Ces critiques de Saint Basile, Saint Ambroise les avait reproduites dans son traité sur l’œuvre des six jours[1]. Cette même objection, contrôlée par une observation précise, avait détourné le père de Nébridius de sa confiance en l’astrologie[2]. Ne nous étonnons donc pas que Saint Augustin, disciple de Saint Ambroise, ami de Nébridius, les ait reprises.

Au principe qu’Aristote avait formulé et dont se réclamaient les astrologues qui, comme Posidonius, étaient, en même temps, philosophes, Plotin avait apporté une modification essentielle[3] ; les mouvements des astres n’étaient plus, pour lui, les causes efficientes des changements éprouvés par le monde sublunaire ; les circulations des corps célestes comme les transformations des corps périssables avaient pour cause efficiente commune le mouvement interne de l’Âme du Monde ; mais cette communauté de cause établissait une correspondance entre les unes et les autres, en sorte que les cours des astres permettaient de prévoir les événements sublunaires ; ceux-là étaient les signes de ceux-ci.
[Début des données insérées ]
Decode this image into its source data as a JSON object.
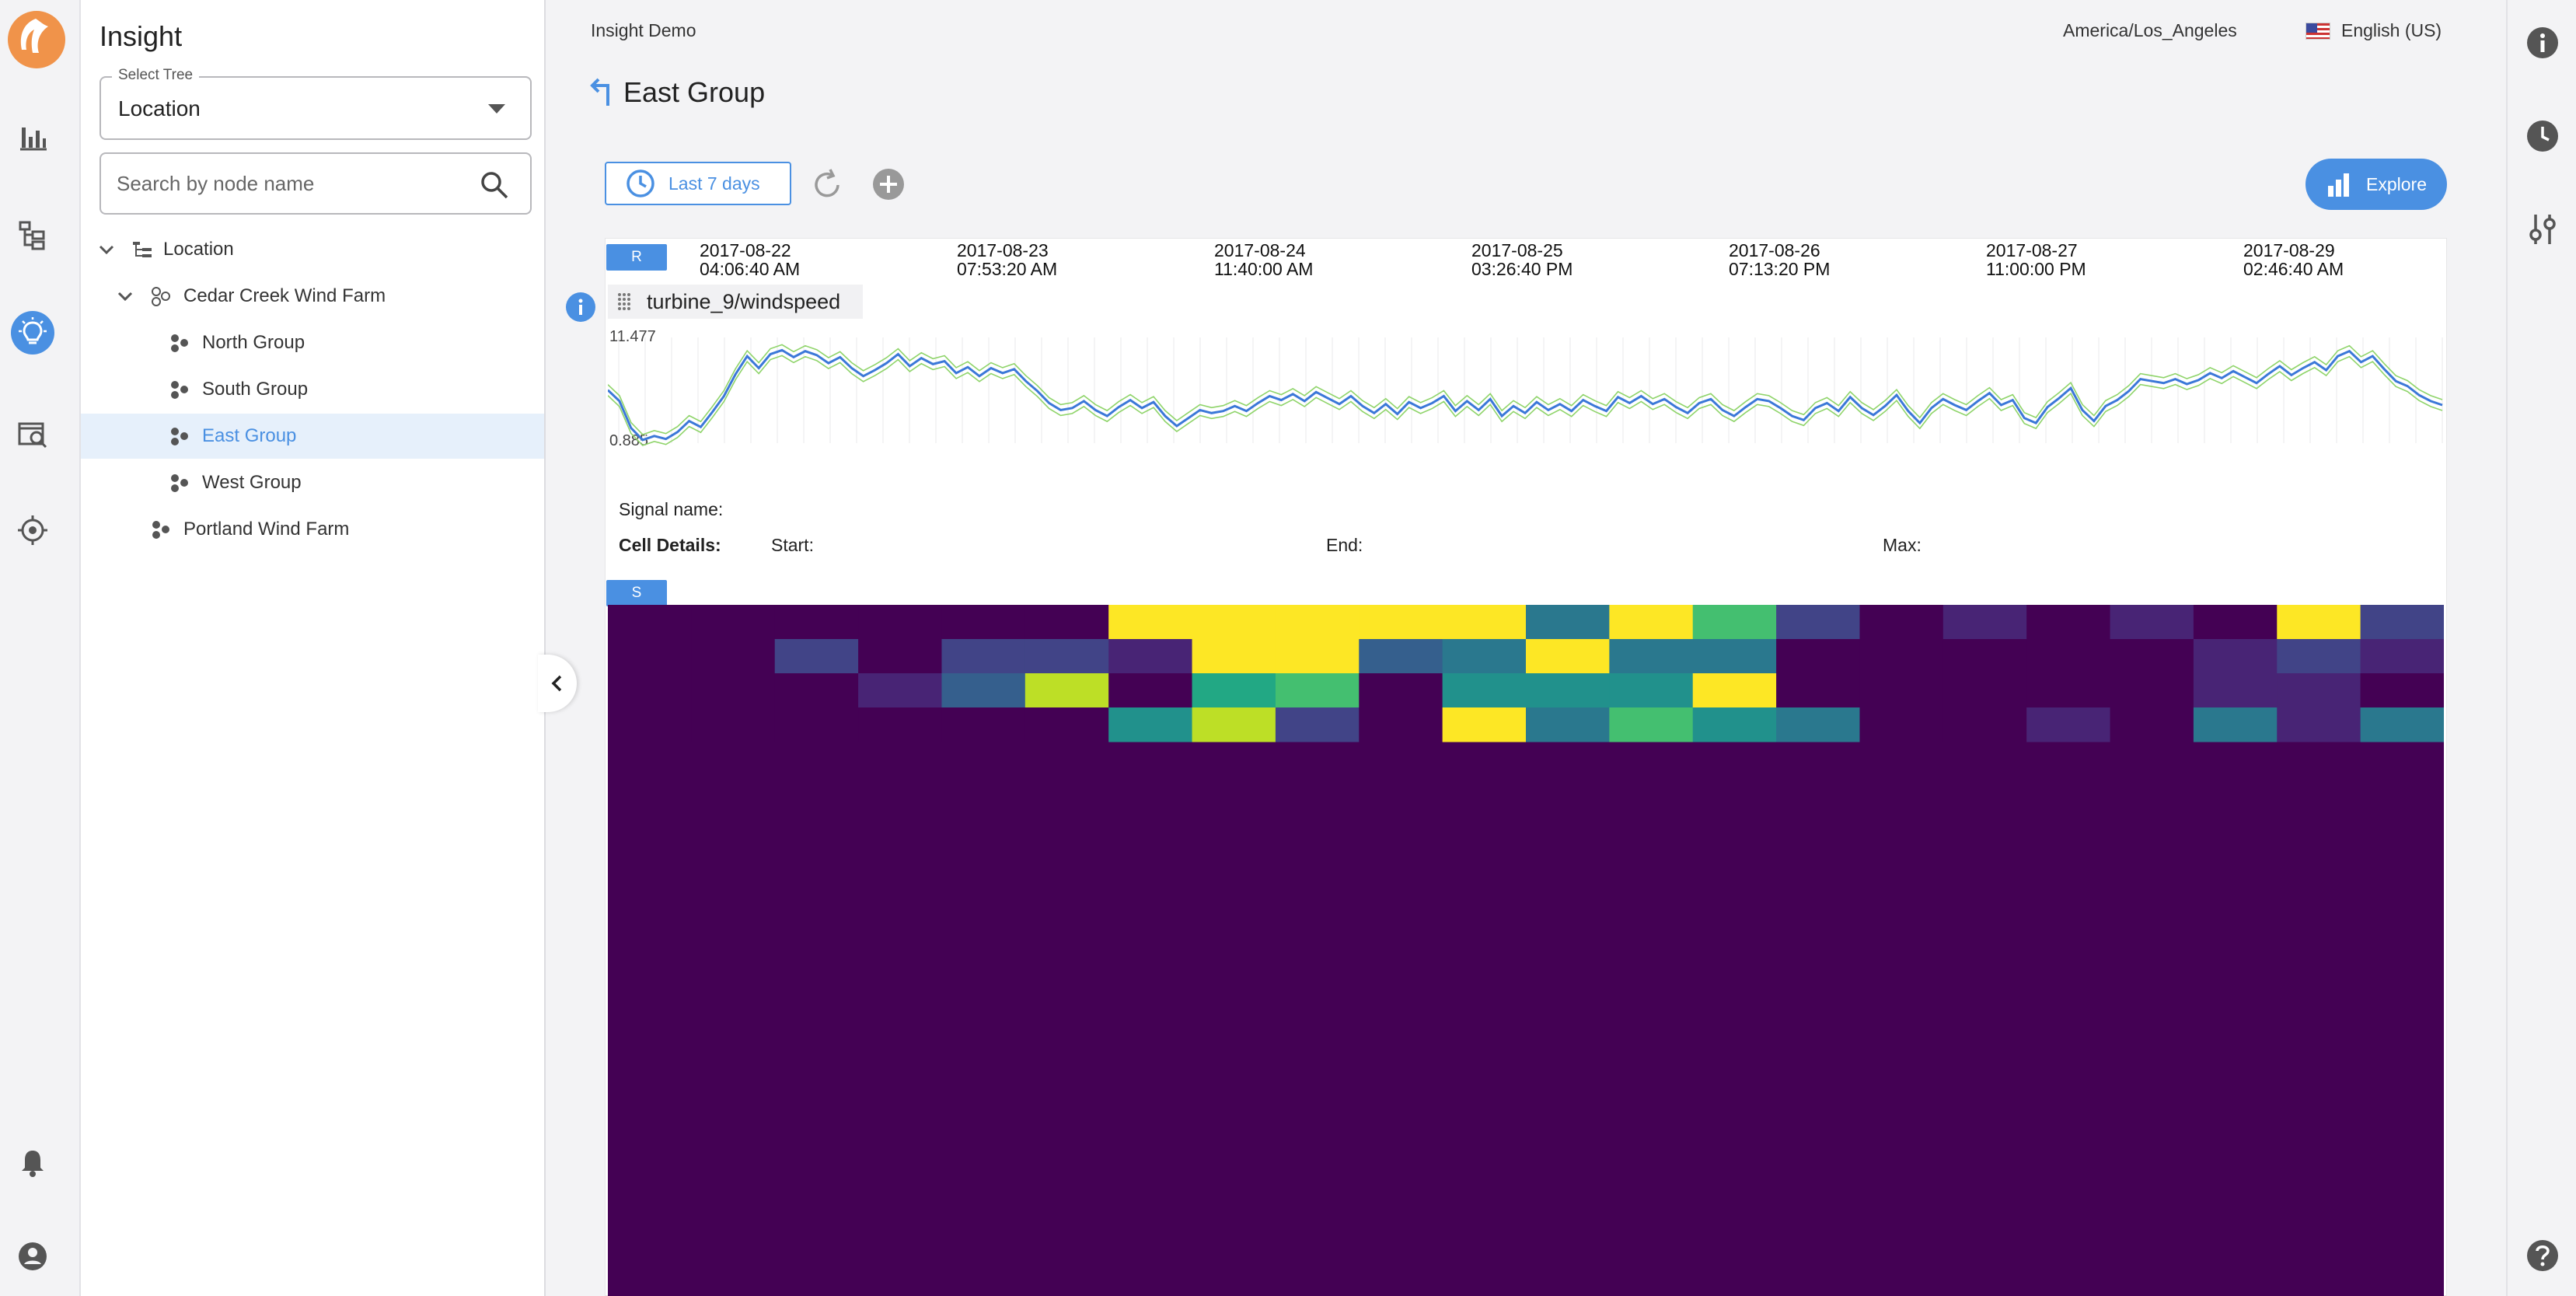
{
  "app": {
    "title": "Insight"
  },
  "sidebar": {
    "select_tree": {
      "legend": "Select Tree",
      "value": "Location"
    },
    "search": {
      "placeholder": "Search by node name"
    },
    "tree": [
      {
        "label": "Location",
        "icon": "hierarchy-icon",
        "expanded": true
      },
      {
        "label": "Cedar Creek Wind Farm",
        "icon": "group-nodes-icon",
        "expanded": true
      },
      {
        "label": "North Group",
        "icon": "cluster-icon"
      },
      {
        "label": "South Group",
        "icon": "cluster-icon"
      },
      {
        "label": "East Group",
        "icon": "cluster-icon",
        "selected": true
      },
      {
        "label": "West Group",
        "icon": "cluster-icon"
      },
      {
        "label": "Portland Wind Farm",
        "icon": "cluster-icon"
      }
    ]
  },
  "rail": {
    "icons": [
      "logo-icon",
      "bar-chart-icon",
      "tree-icon",
      "lightbulb-icon",
      "media-search-icon",
      "target-icon",
      "bell-icon",
      "account-icon"
    ],
    "active": "lightbulb-icon"
  },
  "topbar": {
    "title": "Insight Demo",
    "timezone": "America/Los_Angeles",
    "language": "English (US)"
  },
  "page": {
    "title": "East Group",
    "timeframe_label": "Last 7 days",
    "explore_label": "Explore"
  },
  "timeline": {
    "range_tag": "R",
    "ticks": [
      {
        "date": "2017-08-22",
        "time": "04:06:40 AM"
      },
      {
        "date": "2017-08-23",
        "time": "07:53:20 AM"
      },
      {
        "date": "2017-08-24",
        "time": "11:40:00 AM"
      },
      {
        "date": "2017-08-25",
        "time": "03:26:40 PM"
      },
      {
        "date": "2017-08-26",
        "time": "07:13:20 PM"
      },
      {
        "date": "2017-08-27",
        "time": "11:00:00 PM"
      },
      {
        "date": "2017-08-29",
        "time": "02:46:40 AM"
      }
    ]
  },
  "signal": {
    "name": "turbine_9/windspeed",
    "y_max": "11.477",
    "y_min": "0.885"
  },
  "details": {
    "signal_name_label": "Signal name:",
    "cell_details_label": "Cell Details:",
    "start_label": "Start:",
    "end_label": "End:",
    "max_label": "Max:"
  },
  "heatmap_tag": "S",
  "colors": {
    "accent": "#4a90e2",
    "viridis_dark": "#440154",
    "viridis_yellow": "#fde725",
    "line_main": "#3b78d8",
    "line_band": "#8fd46a"
  },
  "chart_data": {
    "type": "line",
    "title": "",
    "xlabel": "",
    "ylabel": "",
    "ylim": [
      0.885,
      11.477
    ],
    "series": [
      {
        "name": "turbine_9/windspeed",
        "values": [
          6.2,
          5.1,
          2.4,
          1.2,
          1.6,
          1.3,
          2.0,
          3.1,
          2.5,
          4.0,
          5.6,
          7.8,
          9.6,
          8.4,
          9.8,
          10.2,
          9.5,
          10.1,
          9.7,
          8.9,
          9.5,
          8.4,
          7.6,
          8.2,
          8.9,
          9.8,
          8.6,
          9.4,
          8.8,
          9.1,
          7.9,
          8.5,
          7.6,
          8.4,
          7.9,
          8.3,
          7.1,
          6.1,
          4.9,
          4.2,
          4.4,
          5.1,
          4.2,
          3.6,
          4.5,
          5.2,
          4.4,
          5.0,
          3.6,
          2.6,
          3.4,
          4.2,
          3.9,
          4.1,
          4.6,
          4.1,
          4.9,
          5.6,
          5.2,
          5.8,
          5.1,
          6.0,
          5.4,
          4.8,
          5.6,
          4.6,
          3.9,
          4.8,
          3.8,
          5.0,
          4.4,
          4.9,
          5.6,
          4.1,
          5.1,
          4.2,
          5.3,
          3.6,
          4.6,
          3.9,
          5.0,
          4.2,
          4.8,
          4.1,
          5.2,
          4.6,
          4.1,
          5.5,
          4.9,
          5.6,
          4.8,
          5.3,
          4.5,
          3.9,
          4.9,
          5.3,
          4.2,
          3.6,
          4.5,
          5.3,
          5.1,
          4.4,
          3.6,
          3.2,
          4.4,
          4.9,
          4.1,
          5.5,
          4.4,
          3.7,
          4.6,
          5.7,
          4.1,
          2.9,
          4.4,
          5.3,
          4.7,
          4.2,
          5.1,
          5.9,
          4.7,
          5.2,
          3.4,
          2.9,
          4.5,
          5.4,
          6.4,
          4.2,
          3.1,
          4.6,
          5.2,
          6.1,
          7.3,
          7.1,
          6.9,
          7.3,
          6.8,
          7.2,
          7.9,
          7.4,
          8.1,
          7.5,
          6.9,
          7.8,
          8.6,
          7.7,
          8.4,
          9.0,
          8.2,
          9.6,
          10.1,
          9.0,
          9.6,
          8.3,
          7.1,
          6.6,
          5.7,
          5.1,
          4.7
        ]
      }
    ]
  },
  "heatmap_data": {
    "columns": 22,
    "rows": 4,
    "cells": [
      [
        0,
        0,
        0,
        0,
        0,
        0,
        10,
        10,
        10,
        10,
        10,
        4,
        10,
        7,
        2,
        0,
        1,
        0,
        1,
        0,
        10,
        2
      ],
      [
        0,
        0,
        2,
        0,
        2,
        2,
        1,
        10,
        10,
        3,
        4,
        10,
        4,
        4,
        0,
        0,
        0,
        0,
        0,
        1,
        2,
        1
      ],
      [
        0,
        0,
        0,
        1,
        3,
        9,
        0,
        6,
        7,
        0,
        5,
        5,
        5,
        10,
        0,
        0,
        0,
        0,
        0,
        1,
        1,
        0
      ],
      [
        0,
        0,
        0,
        0,
        0,
        0,
        5,
        9,
        2,
        0,
        10,
        4,
        7,
        5,
        4,
        0,
        0,
        1,
        0,
        4,
        1,
        4
      ]
    ]
  },
  "right_rail": {
    "icons": [
      "info-icon",
      "history-icon",
      "tune-icon",
      "help-icon"
    ]
  }
}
Saint Augustin avait beaucoup lu Plotin ; aussi connaissait-il fort bien la modification apportée par cet auteur au principe péripatéticien de l’Astrologie ; mais il avait reconnu sans peine que cette modification ne ruinait aucune des objections qu’il avait dressées devant la doctrine de Posidonius ; voici ce qu’il écrit à ce sujet[4] :

« Dira-t-on que les astres signifient les événements plutôt qu’ils ne les font ? Que leur disposition est une sorte de langage qui prédit l’avenir et ne le produit pas ? Ce fut l’opinion d’hommes fort savants. Ce n’est pas ainsi, cependant, que les mathématiciens ont accoutumé de s’exprimer ; ils ne disent pas, par exemple, que Mars, placé de telle manière, signifie l’homicide, mais bien qu’il produit l’homicide. Admettons, toutefois, qu’ils ne parlent pas comme il faudrait, qu’il leur faille recevoir des philosophes la règle selon laquelle se doivent énoncer les jugements qu’ils

  1. S. Ambrosii Hexaemeron, lib. IV, cap. IV, 14 [S. Ambrosii Opera, accurante J. P. Migne, t. I, pars I (Patrologiœ latinœ t. XIV) coll. 194-195].
  2. S. Aurelii Augustini Confessiones, lib. VII, cap. VI.
  3. Voir : Première partie, Ch. XIII, § VII ; t. II, pp. 309-312.
  4. S. Aurelii Augustini De Civitate Dei lib. V, cap. I.